More than a year ago we drafted a one-page project idea about citizen science, virtual observatories, social networks and adaptive governance for the ESPA (Ecosystem Services for Poverty Alleviation) call of the British Research Council. Then followed a number of important steps, including a brainstorming session in a coffee bar in Lima, an exercise in interdisciplinary proposal writing and a joint effort to draft a response to the reviews. Last month, Wouter Buytaert (PI of the proposal at Imperial College), David Hannah (Co-PI at Birmingham) and myself (Co-PI at Wageningen) were invited to defend our proposal in London. A week later we received the good news that the proposal had been recommended for funding by the ESPA board!
The project is meant to start in the fall, and we will be looking for a social science postdoc (3-year, full time, based at Wageningen) in this cross-disciplinary research project. This position will involve working with local researchers in mountain regions in Peru, Ethiopia, Kyrgizstan and Nepal. The title and a summary of the project can be found below.

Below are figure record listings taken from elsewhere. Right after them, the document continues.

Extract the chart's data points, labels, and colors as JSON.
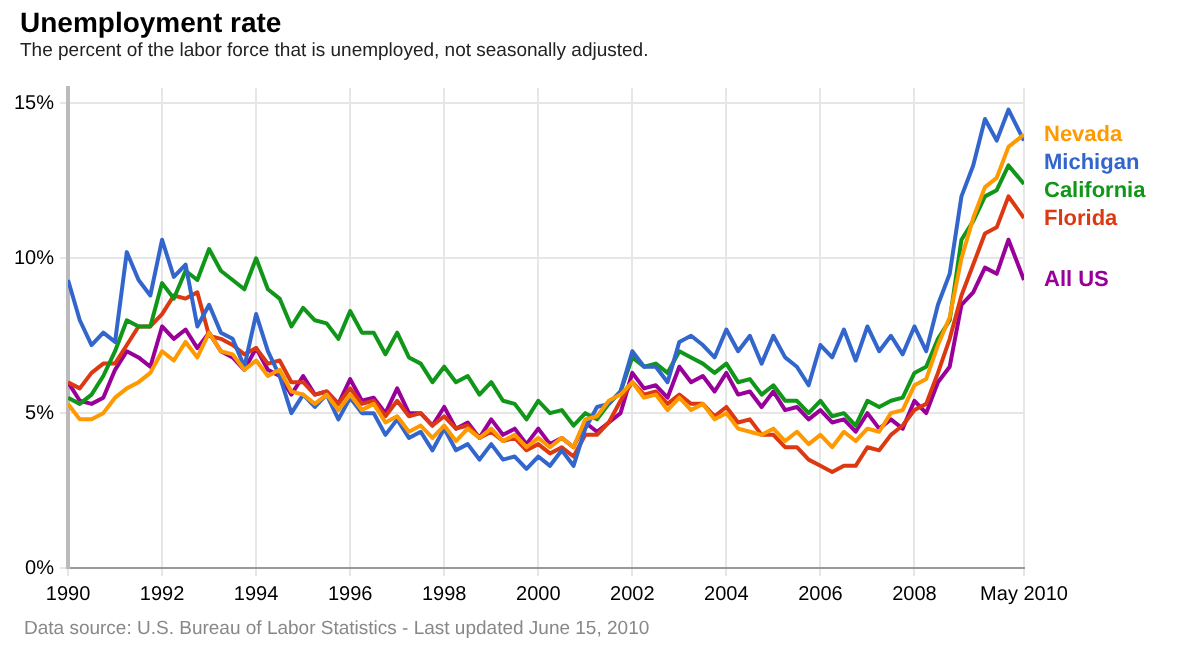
{
  "chart_data": {
    "type": "line",
    "title": "Unemployment rate",
    "subtitle": "The percent of the labor force that is unemployed, not seasonally adjusted.",
    "annotations": [
      "Data source: U.S. Bureau of Labor Statistics - Last updated June 15, 2010"
    ],
    "x": [
      1990,
      1990.25,
      1990.5,
      1990.75,
      1991,
      1991.25,
      1991.5,
      1991.75,
      1992,
      1992.25,
      1992.5,
      1992.75,
      1993,
      1993.25,
      1993.5,
      1993.75,
      1994,
      1994.25,
      1994.5,
      1994.75,
      1995,
      1995.25,
      1995.5,
      1995.75,
      1996,
      1996.25,
      1996.5,
      1996.75,
      1997,
      1997.25,
      1997.5,
      1997.75,
      1998,
      1998.25,
      1998.5,
      1998.75,
      1999,
      1999.25,
      1999.5,
      1999.75,
      2000,
      2000.25,
      2000.5,
      2000.75,
      2001,
      2001.25,
      2001.5,
      2001.75,
      2002,
      2002.25,
      2002.5,
      2002.75,
      2003,
      2003.25,
      2003.5,
      2003.75,
      2004,
      2004.25,
      2004.5,
      2004.75,
      2005,
      2005.25,
      2005.5,
      2005.75,
      2006,
      2006.25,
      2006.5,
      2006.75,
      2007,
      2007.25,
      2007.5,
      2007.75,
      2008,
      2008.25,
      2008.5,
      2008.75,
      2009,
      2009.25,
      2009.5,
      2009.75,
      2010,
      2010.33
    ],
    "series": [
      {
        "name": "Nevada",
        "color": "#ff9900",
        "values": [
          5.3,
          4.8,
          4.8,
          5.0,
          5.5,
          5.8,
          6.0,
          6.3,
          7.0,
          6.7,
          7.3,
          6.8,
          7.6,
          7.0,
          6.9,
          6.4,
          6.7,
          6.2,
          6.4,
          5.7,
          5.6,
          5.3,
          5.6,
          5.1,
          5.6,
          5.1,
          5.3,
          4.7,
          4.9,
          4.4,
          4.6,
          4.2,
          4.6,
          4.1,
          4.5,
          4.2,
          4.5,
          4.1,
          4.3,
          3.9,
          4.2,
          3.9,
          4.2,
          3.9,
          4.8,
          4.9,
          5.4,
          5.6,
          6.0,
          5.5,
          5.6,
          5.1,
          5.5,
          5.1,
          5.3,
          4.8,
          5.0,
          4.5,
          4.4,
          4.3,
          4.5,
          4.1,
          4.4,
          4.0,
          4.3,
          3.9,
          4.4,
          4.1,
          4.5,
          4.4,
          5.0,
          5.1,
          5.9,
          6.1,
          7.2,
          8.1,
          10.0,
          11.3,
          12.3,
          12.6,
          13.6,
          14.0
        ]
      },
      {
        "name": "Michigan",
        "color": "#3366cc",
        "values": [
          9.3,
          8.0,
          7.2,
          7.6,
          7.3,
          10.2,
          9.3,
          8.8,
          10.6,
          9.4,
          9.8,
          7.8,
          8.5,
          7.6,
          7.4,
          6.5,
          8.2,
          7.0,
          6.2,
          5.0,
          5.6,
          5.2,
          5.6,
          4.8,
          5.5,
          5.0,
          5.0,
          4.3,
          4.8,
          4.2,
          4.4,
          3.8,
          4.5,
          3.8,
          4.0,
          3.5,
          4.0,
          3.5,
          3.6,
          3.2,
          3.6,
          3.3,
          3.8,
          3.3,
          4.5,
          5.2,
          5.3,
          5.7,
          7.0,
          6.5,
          6.5,
          6.0,
          7.3,
          7.5,
          7.2,
          6.8,
          7.7,
          7.0,
          7.5,
          6.6,
          7.5,
          6.8,
          6.5,
          5.9,
          7.2,
          6.8,
          7.7,
          6.7,
          7.8,
          7.0,
          7.5,
          6.9,
          7.8,
          7.0,
          8.5,
          9.5,
          12.0,
          13.0,
          14.5,
          13.8,
          14.8,
          13.8
        ]
      },
      {
        "name": "California",
        "color": "#109618",
        "values": [
          5.5,
          5.3,
          5.6,
          6.2,
          7.0,
          8.0,
          7.8,
          7.8,
          9.2,
          8.7,
          9.6,
          9.3,
          10.3,
          9.6,
          9.3,
          9.0,
          10.0,
          9.0,
          8.7,
          7.8,
          8.4,
          8.0,
          7.9,
          7.4,
          8.3,
          7.6,
          7.6,
          6.9,
          7.6,
          6.8,
          6.6,
          6.0,
          6.5,
          6.0,
          6.2,
          5.6,
          6.0,
          5.4,
          5.3,
          4.8,
          5.4,
          5.0,
          5.1,
          4.6,
          5.0,
          4.8,
          5.3,
          5.7,
          6.8,
          6.5,
          6.6,
          6.3,
          7.0,
          6.8,
          6.6,
          6.3,
          6.6,
          6.0,
          6.1,
          5.6,
          5.9,
          5.4,
          5.4,
          5.0,
          5.4,
          4.9,
          5.0,
          4.6,
          5.4,
          5.2,
          5.4,
          5.5,
          6.3,
          6.5,
          7.4,
          8.0,
          10.6,
          11.2,
          12.0,
          12.2,
          13.0,
          12.4
        ]
      },
      {
        "name": "Florida",
        "color": "#dc3912",
        "values": [
          6.0,
          5.8,
          6.3,
          6.6,
          6.6,
          7.2,
          7.8,
          7.8,
          8.2,
          8.8,
          8.7,
          8.9,
          7.5,
          7.4,
          7.2,
          6.9,
          7.1,
          6.6,
          6.7,
          6.0,
          6.0,
          5.6,
          5.7,
          5.3,
          5.8,
          5.3,
          5.4,
          4.9,
          5.4,
          4.9,
          5.0,
          4.6,
          4.9,
          4.5,
          4.6,
          4.2,
          4.4,
          4.1,
          4.2,
          3.8,
          4.0,
          3.7,
          3.9,
          3.6,
          4.3,
          4.3,
          4.7,
          5.4,
          6.0,
          5.6,
          5.7,
          5.3,
          5.6,
          5.3,
          5.3,
          4.9,
          5.2,
          4.7,
          4.8,
          4.3,
          4.3,
          3.9,
          3.9,
          3.5,
          3.3,
          3.1,
          3.3,
          3.3,
          3.9,
          3.8,
          4.3,
          4.6,
          5.1,
          5.3,
          6.3,
          7.4,
          8.8,
          9.8,
          10.8,
          11.0,
          12.0,
          11.3
        ]
      },
      {
        "name": "All US",
        "color": "#990099",
        "values": [
          6.0,
          5.4,
          5.3,
          5.5,
          6.4,
          7.0,
          6.8,
          6.5,
          7.8,
          7.4,
          7.7,
          7.1,
          7.6,
          7.0,
          6.8,
          6.4,
          7.1,
          6.4,
          6.2,
          5.6,
          6.2,
          5.6,
          5.7,
          5.3,
          6.1,
          5.4,
          5.5,
          5.0,
          5.8,
          5.0,
          5.0,
          4.6,
          5.2,
          4.5,
          4.7,
          4.2,
          4.8,
          4.3,
          4.5,
          4.0,
          4.5,
          4.0,
          4.2,
          3.9,
          4.7,
          4.4,
          4.7,
          5.0,
          6.3,
          5.8,
          5.9,
          5.5,
          6.5,
          6.0,
          6.2,
          5.7,
          6.3,
          5.6,
          5.7,
          5.2,
          5.7,
          5.1,
          5.2,
          4.8,
          5.1,
          4.7,
          4.8,
          4.4,
          5.0,
          4.5,
          4.8,
          4.5,
          5.4,
          5.0,
          6.0,
          6.5,
          8.5,
          8.9,
          9.7,
          9.5,
          10.6,
          9.3
        ]
      }
    ],
    "xlim": [
      1990,
      2010.33
    ],
    "xticks": [
      1990,
      1992,
      1994,
      1996,
      1998,
      2000,
      2002,
      2004,
      2006,
      2008,
      {
        "value": 2010.33,
        "label": "May 2010"
      }
    ],
    "ylim": [
      0,
      15.5
    ],
    "yticks": [
      {
        "value": 0,
        "label": "0%"
      },
      {
        "value": 5,
        "label": "5%"
      },
      {
        "value": 10,
        "label": "10%"
      },
      {
        "value": 15,
        "label": "15%"
      }
    ],
    "grid": true,
    "legend": "right",
    "marker": "none",
    "line_style": "solid"
  }
}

Adaptive governance of mountain ecosystem services for poverty alleviation enabled by environmental virtual observatories (MOUNTAIN-EVO)
Ecosystem services (ESS) management can alleviate poverty if it is embedded in local processes of adaptive governance that rely on continuous monitoring and knowledge co-generation. This is especially the case in remote mountain regions, where poverty is often interlocked with multiple ecosystem threats, data scarcity, and high uncertainties. In these environments, it is paramount to generate locally relevant knowledge about multiple ESS and how they impact local livelihoods. This is often problematic. Existing environmental data collection tends to be geographically biased towards more densely populated regions, and prioritised towards strategic economic activities that bypass the poor. Data may also be locked behind institutional and technological barriers and monopolised by the better educated or politically connected. These issues create a “knowledge trap” for data-poor regions, which is especially acute in remote and hard-to-reach mountain regions. This project will blend cutting-edge concepts of adaptive governance with technological breakthroughs in citizen science and knowledge co-generation to break this vicious circle.
Our central research question is how recent conceptual and technological innovations in environmental sensing, data processing, interactive visualisation and participatory knowledge generation can be leveraged to implement demand-driven, interactive and multidirectional approaches to knowledge generation about ESS. Our approach to this question is built around the notion of Environmental Virtual Observatories: decentralised and open technology platforms for knowledge generation and exchange that enable participation of marginalised and vulnerable communities bypassed by the traditional mechanisms.
Our case studies are 4 remote and poor mountain regions characterised by acute degradation of ESS, in particular water supply, soil fertility, and land cover. We will implement a process of participatory data collection and processing on these ESS and their trade-offs, embedded in the local NGO and educational setting. Mechanisms of continuous evaluation and improvements will be set up, and tested for usefulness, robustness and impact on human wellbeing. Our goal is not to develop specific solutions to specific problems. Rather, we will leverage the cross-disciplinary nature of our consortium to create a flexible and adaptive set of tools, methods and concepts to promote resilient ESS for poverty alleviation.